COMMENTARY Interpol’s Most Wanted: Bulgarian Bernie Madoff Tries To Buy His Freedom

72834(NAPSI)—Tzvetan Vassilev’s scheme was as simple as it was daring: buy a bank and, over the course of several years, systematically drain its assets through a complex and opaque network of shell companies into private businesses he controlled.

The story of Vassilev’s rise and fall began in 1995, when he was named head of Foreign Currency Transactions and Liquidity for the Central Cooperative Bank; a position he held until the spring of 2000. During his tenure at the bank, Vassilev set up a private financial company, Fina S- AD, and gradually transferred approximately 30 loyal and hand-picked subordinates from the bank to Fina S-. Once the personnel were in place, Vassilev made his move.

In May of 2000, Vassilev resigned from the Central Cooperative Bank and, shortly thereafter, acquired the Corporate Commercial Bank AD, which at the time had only $5.5 million in assets. Once the purchase was complete, Vassilev appointed himself the Executive Director of the Management Board and later, Chairman of the Bank’s Supervisory Board. As Chairman of both the Management Board and the Supervisory Board, Vassilev not only directed every transaction at the bank, but he approved them as well. Contemporaneous with taking over the Bank, Vassilev and his associates structured a shady web of onshore and offshore companies that would eventually funnel the Bank’s assets into a network of legitimate businesses owned exclusively by Vassilev.

Once in place, Vassilev’s shell companies were granted exclusive access to the Bank and all its investment activities. Through this unholy union, Vassilev began systematically bloodletting the Bank’s assets through the network of shell companies and directly into his new businesses.

By running the loans through shell companies, Vassilev capitalized his personal business enterprises free from the watchful eye of regulators.

For years, Vassilev milked the Bank to support his personal businesses and his increasingly posh lifestyle. In addition to capitalizing his personal businesses, Vassilev syphoned millions of dollars directly into his increasingly padded pockets in the form of loan agreements made between the Bank and the various shell companies under his control.

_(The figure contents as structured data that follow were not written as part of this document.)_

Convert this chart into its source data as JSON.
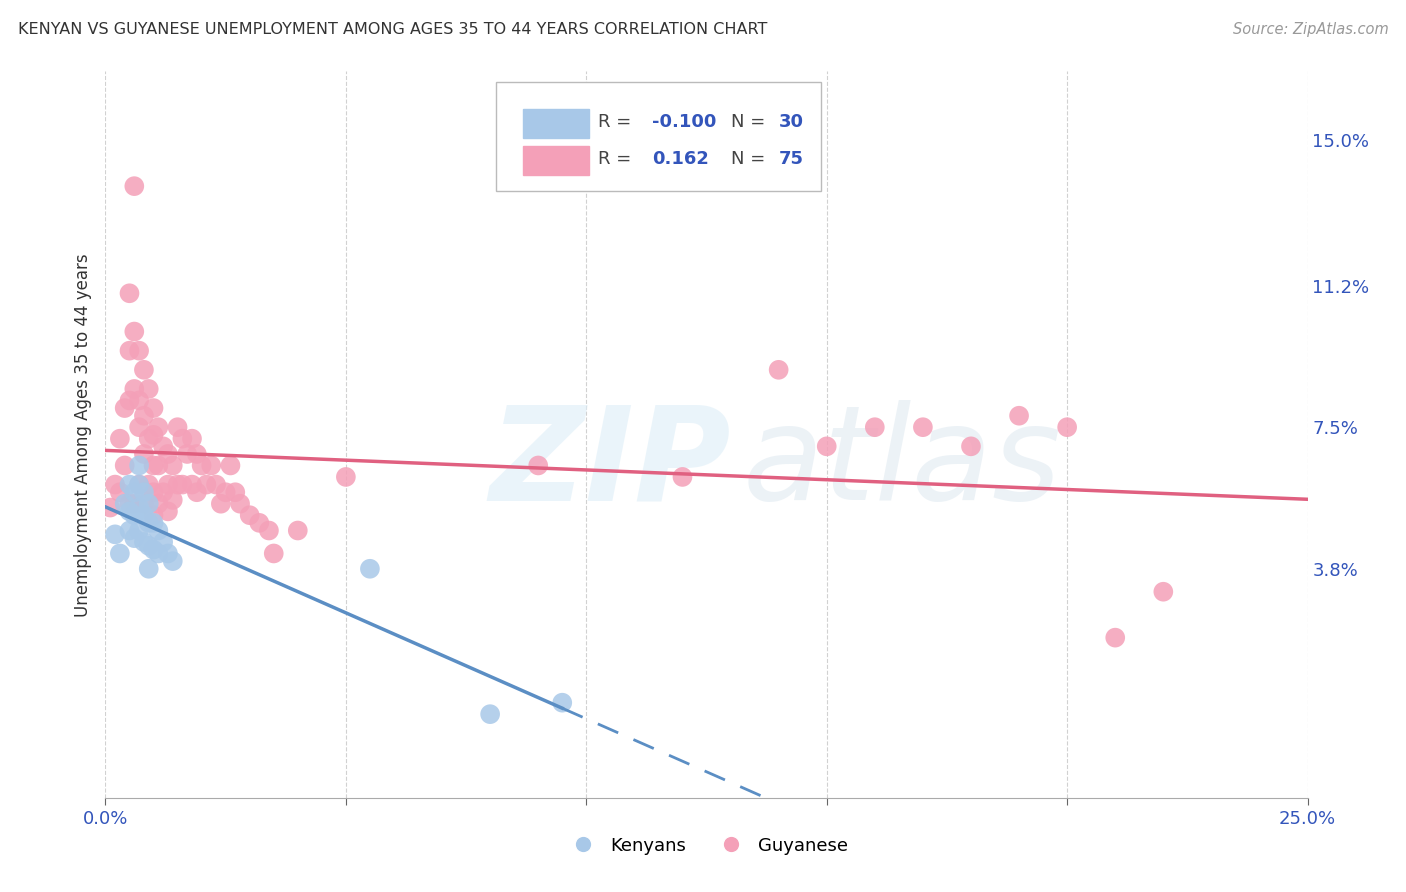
{
  "title": "KENYAN VS GUYANESE UNEMPLOYMENT AMONG AGES 35 TO 44 YEARS CORRELATION CHART",
  "source": "Source: ZipAtlas.com",
  "ylabel": "Unemployment Among Ages 35 to 44 years",
  "xlim": [
    0.0,
    0.25
  ],
  "ylim": [
    -0.022,
    0.168
  ],
  "kenyan_color": "#a8c8e8",
  "guyanese_color": "#f4a0b8",
  "kenyan_line_color": "#5b8ec4",
  "guyanese_line_color": "#e06080",
  "background_color": "#ffffff",
  "grid_color": "#cccccc",
  "y_ticks_right": [
    0.038,
    0.075,
    0.112,
    0.15
  ],
  "y_tick_labels_right": [
    "3.8%",
    "7.5%",
    "11.2%",
    "15.0%"
  ],
  "kenyan_x": [
    0.002,
    0.003,
    0.004,
    0.005,
    0.005,
    0.005,
    0.006,
    0.006,
    0.006,
    0.007,
    0.007,
    0.007,
    0.007,
    0.008,
    0.008,
    0.008,
    0.009,
    0.009,
    0.009,
    0.009,
    0.01,
    0.01,
    0.011,
    0.011,
    0.012,
    0.013,
    0.014,
    0.055,
    0.08,
    0.095
  ],
  "kenyan_y": [
    0.047,
    0.042,
    0.055,
    0.06,
    0.053,
    0.048,
    0.058,
    0.052,
    0.046,
    0.065,
    0.06,
    0.054,
    0.048,
    0.058,
    0.052,
    0.045,
    0.055,
    0.05,
    0.044,
    0.038,
    0.05,
    0.043,
    0.048,
    0.042,
    0.045,
    0.042,
    0.04,
    0.038,
    0.0,
    0.003
  ],
  "guyanese_x": [
    0.001,
    0.002,
    0.003,
    0.003,
    0.004,
    0.004,
    0.005,
    0.005,
    0.005,
    0.005,
    0.006,
    0.006,
    0.006,
    0.006,
    0.007,
    0.007,
    0.007,
    0.007,
    0.008,
    0.008,
    0.008,
    0.008,
    0.009,
    0.009,
    0.009,
    0.01,
    0.01,
    0.01,
    0.01,
    0.01,
    0.011,
    0.011,
    0.011,
    0.012,
    0.012,
    0.013,
    0.013,
    0.013,
    0.014,
    0.014,
    0.015,
    0.015,
    0.016,
    0.016,
    0.017,
    0.018,
    0.018,
    0.019,
    0.019,
    0.02,
    0.021,
    0.022,
    0.023,
    0.024,
    0.025,
    0.026,
    0.027,
    0.028,
    0.03,
    0.032,
    0.034,
    0.035,
    0.04,
    0.05,
    0.09,
    0.12,
    0.14,
    0.15,
    0.16,
    0.17,
    0.18,
    0.19,
    0.2,
    0.21,
    0.22
  ],
  "guyanese_y": [
    0.054,
    0.06,
    0.072,
    0.058,
    0.08,
    0.065,
    0.11,
    0.095,
    0.082,
    0.055,
    0.138,
    0.1,
    0.085,
    0.055,
    0.095,
    0.082,
    0.075,
    0.06,
    0.09,
    0.078,
    0.068,
    0.055,
    0.085,
    0.072,
    0.06,
    0.08,
    0.073,
    0.065,
    0.058,
    0.052,
    0.075,
    0.065,
    0.055,
    0.07,
    0.058,
    0.068,
    0.06,
    0.053,
    0.065,
    0.056,
    0.075,
    0.06,
    0.072,
    0.06,
    0.068,
    0.072,
    0.06,
    0.068,
    0.058,
    0.065,
    0.06,
    0.065,
    0.06,
    0.055,
    0.058,
    0.065,
    0.058,
    0.055,
    0.052,
    0.05,
    0.048,
    0.042,
    0.048,
    0.062,
    0.065,
    0.062,
    0.09,
    0.07,
    0.075,
    0.075,
    0.07,
    0.078,
    0.075,
    0.02,
    0.032
  ]
}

The scheme was successful in part due to the complicity of Vassilev’s staff and of several employees of KPMG Bulgaria OOD, who helped cook the books so the Bank’s activities appeared above-board. But, as was the case with Bernie Madoff, as Vassilev’s scheme grew bigger, it became increasingly difficult to cover, eventually catching the attention of regulators.

The scandal over the Corporate Commercial Bank AD erupted in June 2014. Within a week, more than 20 percent of the deposits were withdrawn by customers from the Bank and on June 20 of that year, the Bulgarian National Bank placed the Corporate Commercial Bank AD under special supervision. For Vassilev, the game was up. Unlike the authentic Bernie Madoff, who turned himself in, Vassilev fled; first to Austria and then to Serbia, where he remains, free from extradition by Bulgarian authorities.

When the dust settled, Vassilev and his co-defendants were charged with embezzling 2.56 billion Levs, the equivalent of $1.51 billion USD. In addition, Vassilev and three former Bank employees were indicted for stealing 207 million Levs in cash, the equivalent of $126.6 million USD. But the damage didn’t end there: Vassilev’s wife, Antoaneta Vassileva, was also charged following her audacious purchase of a palatial /20m estate on Lake Geneva. Even Vassilev’s daughter Radosveta was caught up in the scandal, formally charged with money laundering in June. All three family members are wanted by the international policing organization, INTERPOL.

From his self-imposed exile in Belgrade, Mr. Vassilev is now plotting his comeback in the form of an international campaign to convince American lawmakers to invoke the Global Magnitsky Act against the Chief Prosecutor of Bulgaria and the very officials who uncovered Vassilev’s fraud. Using what’s left of his dwindling war chest, Vassilev hired a Washington, D.C.−based lobbyist and Bill Richardson, the former governor of New Mexico who famously paid hush money to keep a woman from revealing their affair while he was in office. Given the undeniable facts of his case, dovetailed with his refusal to defend himself in Bulgaria, Vassilev faces the impossible task of convincing the U.S. Congress to turn against both the Bulgarian and the international justice system by which he stands accused. In the meantime, the disgraced former governor of New Mexico and Vassilev’s other lobbyists seem happy to take all the cash they can get from Vassilev’s fallen empire.